# Surging/Throttle Issues in chip mode. Have Vag codes. Need HELP!



## gordongekkos4 (May 5, 2007)

My '01 6-spd S4 has been experiencing some throttle issues. It seem to be missing smoothness in throttle transitions (throttle cut/surging if you like). It seems to appear intermittently only when in chipped mode (APR 93 setting-1 bar boost). Especially when on the track. Usually after the car has been pushing hard for at least 10 minutes it starts. Most noticeable as I come out of WOT slightly...it will begin to feel like car is bucking/sputtering/surging. If I put the car back in stock ECU setting, the issue disappears. New TBB and 710n's installed within last yr.
I just ran vag-com today after a weekend track event, and here's what came up...mostly misfires in cylinders 1, 2, & 3, and Exhaust Gas Temp errors (bank 1 & 2).
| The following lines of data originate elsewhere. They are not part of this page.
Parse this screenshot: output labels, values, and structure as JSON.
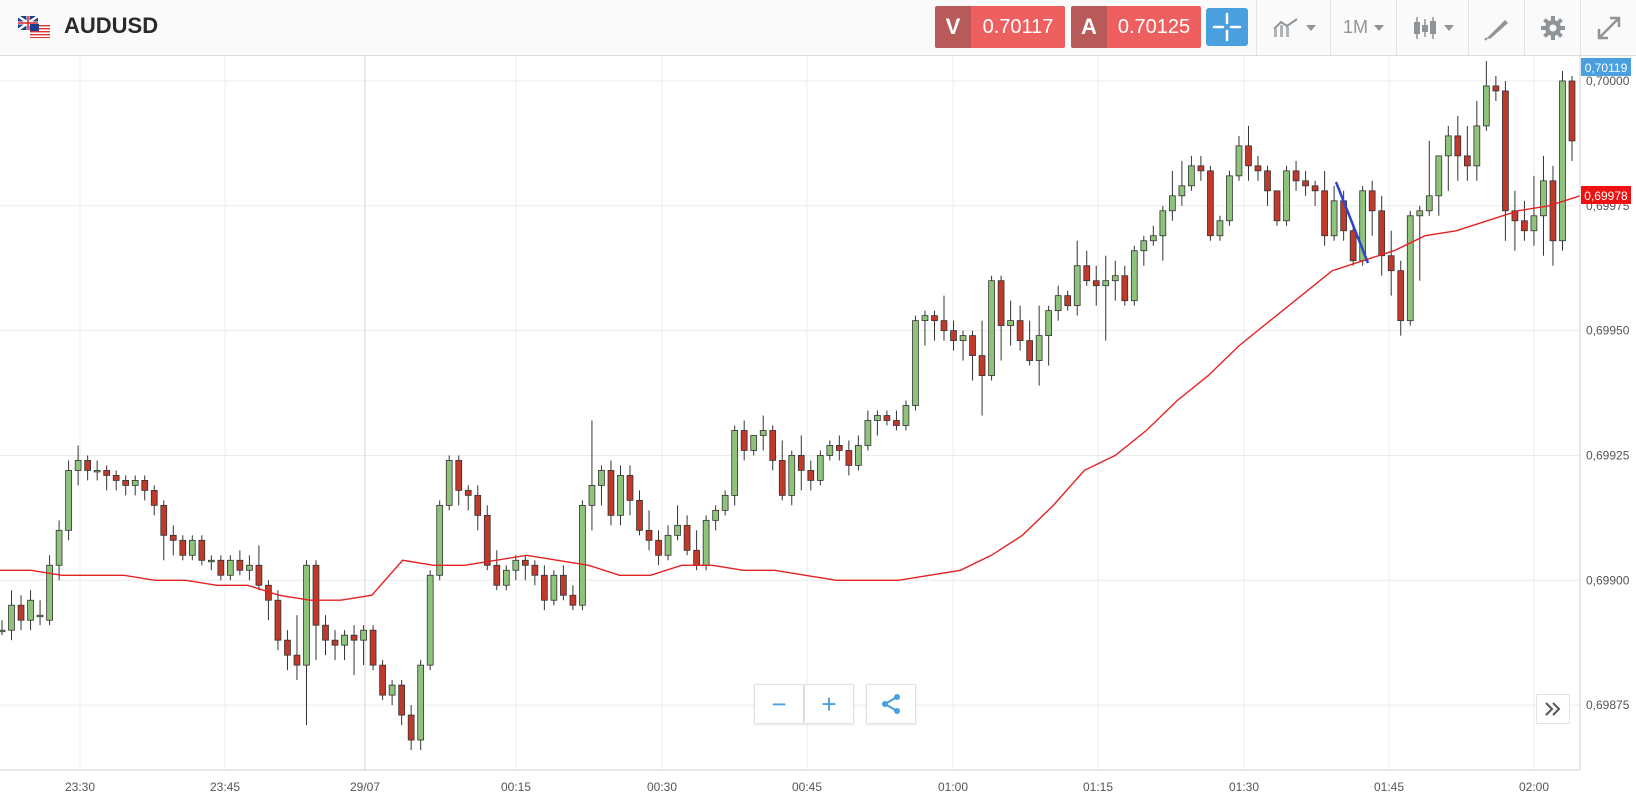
{
  "header": {
    "symbol": "AUDUSD",
    "sell_label": "V",
    "sell_price": "0.70117",
    "buy_label": "A",
    "buy_price": "0.70125",
    "timeframe": "1M",
    "icons": [
      "crosshair-icon",
      "chart-type-icon",
      "candlestick-icon",
      "draw-icon",
      "gear-icon",
      "expand-icon"
    ]
  },
  "chart_data": {
    "type": "candlestick",
    "instrument": "AUDUSD",
    "y_ticks": [
      "0,70000",
      "0,69975",
      "0,69950",
      "0,69925",
      "0,69900",
      "0,69875"
    ],
    "x_ticks": [
      "23:30",
      "23:45",
      "29/07",
      "00:15",
      "00:30",
      "00:45",
      "01:00",
      "01:15",
      "01:30",
      "01:45",
      "02:00"
    ],
    "ylim": [
      0.69862,
      0.70005
    ],
    "price_tag": "0,70119",
    "ma_tag": "0,69978",
    "colors": {
      "up": "#8fc27a",
      "down": "#c0392b",
      "ma": "#e52222",
      "annotation": "#3344cc",
      "price_tag": "#4a9fde",
      "ma_tag": "#ee1111"
    },
    "candles": [
      [
        0.6989,
        0.69892,
        0.69889,
        0.6989
      ],
      [
        0.6989,
        0.69898,
        0.69888,
        0.69895
      ],
      [
        0.69895,
        0.69897,
        0.6989,
        0.69892
      ],
      [
        0.69892,
        0.69898,
        0.6989,
        0.69896
      ],
      [
        0.69893,
        0.69896,
        0.69891,
        0.69893
      ],
      [
        0.69892,
        0.69905,
        0.69891,
        0.69903
      ],
      [
        0.69903,
        0.69912,
        0.699,
        0.6991
      ],
      [
        0.6991,
        0.69924,
        0.69908,
        0.69922
      ],
      [
        0.69922,
        0.69927,
        0.69919,
        0.69924
      ],
      [
        0.69924,
        0.69925,
        0.6992,
        0.69922
      ],
      [
        0.69922,
        0.69924,
        0.6992,
        0.69922
      ],
      [
        0.69922,
        0.69923,
        0.69918,
        0.69921
      ],
      [
        0.69921,
        0.69922,
        0.69918,
        0.6992
      ],
      [
        0.6992,
        0.69921,
        0.69917,
        0.69919
      ],
      [
        0.69919,
        0.69921,
        0.69917,
        0.6992
      ],
      [
        0.6992,
        0.69921,
        0.69916,
        0.69918
      ],
      [
        0.69918,
        0.69919,
        0.69913,
        0.69915
      ],
      [
        0.69915,
        0.69916,
        0.69904,
        0.69909
      ],
      [
        0.69909,
        0.69911,
        0.69905,
        0.69908
      ],
      [
        0.69908,
        0.69909,
        0.69904,
        0.69905
      ],
      [
        0.69905,
        0.69909,
        0.69904,
        0.69908
      ],
      [
        0.69908,
        0.69909,
        0.69903,
        0.69904
      ],
      [
        0.69904,
        0.69905,
        0.69902,
        0.69904
      ],
      [
        0.69904,
        0.69905,
        0.699,
        0.69901
      ],
      [
        0.69901,
        0.69905,
        0.699,
        0.69904
      ],
      [
        0.69904,
        0.69906,
        0.69901,
        0.69902
      ],
      [
        0.69902,
        0.69905,
        0.699,
        0.69903
      ],
      [
        0.69903,
        0.69907,
        0.69898,
        0.69899
      ],
      [
        0.69899,
        0.699,
        0.69892,
        0.69896
      ],
      [
        0.69896,
        0.69898,
        0.69886,
        0.69888
      ],
      [
        0.69888,
        0.6989,
        0.69882,
        0.69885
      ],
      [
        0.69885,
        0.69893,
        0.6988,
        0.69883
      ],
      [
        0.69883,
        0.69904,
        0.69871,
        0.69903
      ],
      [
        0.69903,
        0.69904,
        0.69884,
        0.69891
      ],
      [
        0.69891,
        0.69893,
        0.69885,
        0.69888
      ],
      [
        0.69888,
        0.6989,
        0.69884,
        0.69887
      ],
      [
        0.69887,
        0.6989,
        0.69884,
        0.69889
      ],
      [
        0.69889,
        0.69891,
        0.69881,
        0.69888
      ],
      [
        0.69888,
        0.69891,
        0.69883,
        0.6989
      ],
      [
        0.6989,
        0.69891,
        0.69882,
        0.69883
      ],
      [
        0.69883,
        0.69884,
        0.69876,
        0.69877
      ],
      [
        0.69877,
        0.6988,
        0.69875,
        0.69879
      ],
      [
        0.69879,
        0.6988,
        0.69871,
        0.69873
      ],
      [
        0.69873,
        0.69875,
        0.69866,
        0.69868
      ],
      [
        0.69868,
        0.69884,
        0.69866,
        0.69883
      ],
      [
        0.69883,
        0.69902,
        0.69882,
        0.69901
      ],
      [
        0.69901,
        0.69916,
        0.699,
        0.69915
      ],
      [
        0.69915,
        0.69925,
        0.69914,
        0.69924
      ],
      [
        0.69924,
        0.69925,
        0.69915,
        0.69918
      ],
      [
        0.69918,
        0.69919,
        0.69914,
        0.69917
      ],
      [
        0.69917,
        0.69919,
        0.6991,
        0.69913
      ],
      [
        0.69913,
        0.69915,
        0.69902,
        0.69903
      ],
      [
        0.69903,
        0.69906,
        0.69898,
        0.69899
      ],
      [
        0.69899,
        0.69903,
        0.69898,
        0.69902
      ],
      [
        0.69902,
        0.69905,
        0.699,
        0.69904
      ],
      [
        0.69904,
        0.69905,
        0.699,
        0.69903
      ],
      [
        0.69903,
        0.69904,
        0.69899,
        0.69901
      ],
      [
        0.69901,
        0.69903,
        0.69894,
        0.69896
      ],
      [
        0.69896,
        0.69902,
        0.69895,
        0.69901
      ],
      [
        0.69901,
        0.69903,
        0.69896,
        0.69897
      ],
      [
        0.69897,
        0.69899,
        0.69894,
        0.69895
      ],
      [
        0.69895,
        0.69916,
        0.69894,
        0.69915
      ],
      [
        0.69915,
        0.69932,
        0.6991,
        0.69919
      ],
      [
        0.69919,
        0.69923,
        0.69915,
        0.69922
      ],
      [
        0.69922,
        0.69924,
        0.69911,
        0.69913
      ],
      [
        0.69913,
        0.69923,
        0.69911,
        0.69921
      ],
      [
        0.69921,
        0.69923,
        0.69913,
        0.69916
      ],
      [
        0.69916,
        0.69918,
        0.69909,
        0.6991
      ],
      [
        0.6991,
        0.69914,
        0.69906,
        0.69908
      ],
      [
        0.69908,
        0.6991,
        0.69903,
        0.69905
      ],
      [
        0.69905,
        0.69911,
        0.69904,
        0.69909
      ],
      [
        0.69909,
        0.69915,
        0.69908,
        0.69911
      ],
      [
        0.69911,
        0.69913,
        0.69905,
        0.69906
      ],
      [
        0.69906,
        0.6991,
        0.69902,
        0.69903
      ],
      [
        0.69903,
        0.69913,
        0.69902,
        0.69912
      ],
      [
        0.69912,
        0.69915,
        0.6991,
        0.69914
      ],
      [
        0.69914,
        0.69918,
        0.69913,
        0.69917
      ],
      [
        0.69917,
        0.69931,
        0.69915,
        0.6993
      ],
      [
        0.6993,
        0.69932,
        0.69924,
        0.69926
      ],
      [
        0.69926,
        0.69929,
        0.69925,
        0.69929
      ],
      [
        0.69929,
        0.69933,
        0.69926,
        0.6993
      ],
      [
        0.6993,
        0.69931,
        0.69922,
        0.69924
      ],
      [
        0.69924,
        0.69928,
        0.69916,
        0.69917
      ],
      [
        0.69917,
        0.69926,
        0.69915,
        0.69925
      ],
      [
        0.69925,
        0.69929,
        0.69918,
        0.69922
      ],
      [
        0.69922,
        0.69924,
        0.69918,
        0.6992
      ],
      [
        0.6992,
        0.69926,
        0.69919,
        0.69925
      ],
      [
        0.69925,
        0.69928,
        0.69924,
        0.69927
      ],
      [
        0.69927,
        0.69929,
        0.69924,
        0.69926
      ],
      [
        0.69926,
        0.69928,
        0.69921,
        0.69923
      ],
      [
        0.69923,
        0.69929,
        0.69922,
        0.69927
      ],
      [
        0.69927,
        0.69934,
        0.69926,
        0.69932
      ],
      [
        0.69932,
        0.69934,
        0.69929,
        0.69933
      ],
      [
        0.69933,
        0.69934,
        0.69931,
        0.69932
      ],
      [
        0.69932,
        0.69934,
        0.6993,
        0.69931
      ],
      [
        0.69931,
        0.69936,
        0.6993,
        0.69935
      ],
      [
        0.69935,
        0.69953,
        0.69934,
        0.69952
      ],
      [
        0.69952,
        0.69954,
        0.69947,
        0.69953
      ],
      [
        0.69953,
        0.69954,
        0.69948,
        0.69952
      ],
      [
        0.69952,
        0.69957,
        0.69948,
        0.6995
      ],
      [
        0.6995,
        0.69952,
        0.69946,
        0.69948
      ],
      [
        0.69948,
        0.6995,
        0.69944,
        0.69949
      ],
      [
        0.69949,
        0.6995,
        0.6994,
        0.69945
      ],
      [
        0.69945,
        0.69952,
        0.69933,
        0.69941
      ],
      [
        0.69941,
        0.69961,
        0.6994,
        0.6996
      ],
      [
        0.6996,
        0.69961,
        0.69944,
        0.69951
      ],
      [
        0.69951,
        0.69956,
        0.69947,
        0.69952
      ],
      [
        0.69952,
        0.69955,
        0.69946,
        0.69948
      ],
      [
        0.69948,
        0.69952,
        0.69943,
        0.69944
      ],
      [
        0.69944,
        0.69955,
        0.69939,
        0.69949
      ],
      [
        0.69949,
        0.69955,
        0.69943,
        0.69954
      ],
      [
        0.69954,
        0.69959,
        0.69952,
        0.69957
      ],
      [
        0.69957,
        0.69958,
        0.69954,
        0.69955
      ],
      [
        0.69955,
        0.69968,
        0.69953,
        0.69963
      ],
      [
        0.69963,
        0.69966,
        0.69959,
        0.6996
      ],
      [
        0.6996,
        0.69963,
        0.69955,
        0.69959
      ],
      [
        0.69959,
        0.69965,
        0.69948,
        0.6996
      ],
      [
        0.6996,
        0.69964,
        0.69956,
        0.69961
      ],
      [
        0.69961,
        0.69963,
        0.69955,
        0.69956
      ],
      [
        0.69956,
        0.69967,
        0.69955,
        0.69966
      ],
      [
        0.69966,
        0.69969,
        0.69963,
        0.69968
      ],
      [
        0.69968,
        0.69971,
        0.69967,
        0.69969
      ],
      [
        0.69969,
        0.69975,
        0.69964,
        0.69974
      ],
      [
        0.69974,
        0.69982,
        0.69972,
        0.69977
      ],
      [
        0.69977,
        0.69984,
        0.69975,
        0.69979
      ],
      [
        0.69979,
        0.69985,
        0.69978,
        0.69983
      ],
      [
        0.69983,
        0.69985,
        0.6998,
        0.69982
      ],
      [
        0.69982,
        0.69983,
        0.69968,
        0.69969
      ],
      [
        0.69969,
        0.69973,
        0.69968,
        0.69972
      ],
      [
        0.69972,
        0.69982,
        0.69971,
        0.69981
      ],
      [
        0.69981,
        0.69989,
        0.6998,
        0.69987
      ],
      [
        0.69987,
        0.69991,
        0.6998,
        0.69983
      ],
      [
        0.69983,
        0.69985,
        0.6998,
        0.69982
      ],
      [
        0.69982,
        0.69983,
        0.69975,
        0.69978
      ],
      [
        0.69978,
        0.69978,
        0.69971,
        0.69972
      ],
      [
        0.69972,
        0.69983,
        0.69971,
        0.69982
      ],
      [
        0.69982,
        0.69984,
        0.69978,
        0.6998
      ],
      [
        0.6998,
        0.69982,
        0.69977,
        0.69979
      ],
      [
        0.69979,
        0.6998,
        0.69975,
        0.69978
      ],
      [
        0.69978,
        0.69982,
        0.69967,
        0.69969
      ],
      [
        0.69969,
        0.69979,
        0.69968,
        0.69976
      ],
      [
        0.69976,
        0.69978,
        0.69968,
        0.6997
      ],
      [
        0.6997,
        0.69971,
        0.69963,
        0.69964
      ],
      [
        0.69964,
        0.69979,
        0.69963,
        0.69978
      ],
      [
        0.69978,
        0.6998,
        0.69969,
        0.69974
      ],
      [
        0.69974,
        0.69977,
        0.69961,
        0.69965
      ],
      [
        0.69965,
        0.6997,
        0.69957,
        0.69962
      ],
      [
        0.69962,
        0.69964,
        0.69949,
        0.69952
      ],
      [
        0.69952,
        0.69974,
        0.69951,
        0.69973
      ],
      [
        0.69973,
        0.69975,
        0.6996,
        0.69974
      ],
      [
        0.69974,
        0.69988,
        0.69973,
        0.69977
      ],
      [
        0.69977,
        0.69984,
        0.69973,
        0.69985
      ],
      [
        0.69985,
        0.69991,
        0.69978,
        0.69989
      ],
      [
        0.69989,
        0.69993,
        0.6998,
        0.69985
      ],
      [
        0.69985,
        0.69991,
        0.6998,
        0.69983
      ],
      [
        0.69983,
        0.69996,
        0.6998,
        0.69991
      ],
      [
        0.69991,
        0.70004,
        0.6999,
        0.69999
      ],
      [
        0.69999,
        0.70001,
        0.69996,
        0.69998
      ],
      [
        0.69998,
        0.7,
        0.69968,
        0.69974
      ],
      [
        0.69974,
        0.69978,
        0.69966,
        0.69972
      ],
      [
        0.69972,
        0.69976,
        0.69968,
        0.6997
      ],
      [
        0.6997,
        0.69981,
        0.69967,
        0.69973
      ],
      [
        0.69973,
        0.69985,
        0.69965,
        0.6998
      ],
      [
        0.6998,
        0.69983,
        0.69963,
        0.69968
      ],
      [
        0.69968,
        0.70002,
        0.69966,
        0.7
      ],
      [
        0.7,
        0.70001,
        0.69984,
        0.69988
      ]
    ],
    "moving_average": [
      0.69902,
      0.69902,
      0.69901,
      0.69901,
      0.69901,
      0.699,
      0.699,
      0.69899,
      0.69899,
      0.69897,
      0.69896,
      0.69896,
      0.69897,
      0.69904,
      0.69903,
      0.69903,
      0.69904,
      0.69905,
      0.69904,
      0.69903,
      0.69901,
      0.69901,
      0.69903,
      0.69903,
      0.69902,
      0.69902,
      0.69901,
      0.699,
      0.699,
      0.699,
      0.69901,
      0.69902,
      0.69905,
      0.69909,
      0.69915,
      0.69922,
      0.69925,
      0.6993,
      0.69936,
      0.69941,
      0.69947,
      0.69952,
      0.69957,
      0.69962,
      0.69964,
      0.69966,
      0.69969,
      0.6997,
      0.69972,
      0.69974,
      0.69975,
      0.69977
    ]
  },
  "controls": {
    "zoom_out": "−",
    "zoom_in": "+",
    "share_icon": "share-icon",
    "collapse_icon": "double-chevron-right-icon"
  }
}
What do you guys think? Bad EGT sensor(s)?? What could be causing the misfires...it seems to be on cylinders 1 thru 3??
--------------------------------------------------------------------------
17862- EGT sensor 1 (G235): Short to Ground
P1454 - 35-00
16684- Random/Multiple Cylinder Misfire Detected
P0300 -35-00
16685- Cylinder 1: Misfire Detected
P0301 -35-00
16687- Cylinder 3: Misfire Detected
P0303 - 35-00
16686- Cylinder 2 Misfire Detected
P0302 - 35-00
17870- Exhaust GAS Temp Regulation for Bank 2. Implausible Signal
P1462 -35-10 - - - Intermittent
17864 - Exhaust Gas Temp Regulation for Bank 1. Limit Reached
P1456 -35-10 - - - Intermittent
Also saw a code under Address 03: ABS Brakes
18258- Powertrain Data Bus: Missing Message From ECU
P1850- 35-10 - - - Intermittent
And Address 08: Auto HVAC Labels:
Note: Excessive Comm Errors


----------



## GLS-S4 (Jun 6, 2005)

*Re: Surging/Throttle Issues in chip mode. Have Vag codes. Need HELP! (gordongekkos4)*

Try replacing your failed Bank 1 EGT along with a new set of plugs http://****************.com/smile/emthup.gif


----------



## gordongekkos4 (May 5, 2007)

I did exactly that yesterday and she seems to be purring better than ever. Thanks!


----------



## GLS-S4 (Jun 6, 2005)

*Re: (gordongekkos4)*

If your misfires come back, try swapping the two ignition Power Output Stages on top of the airbox.
If the misfires move to cyl 4, 5 and 6, then replace faulty POS.


----------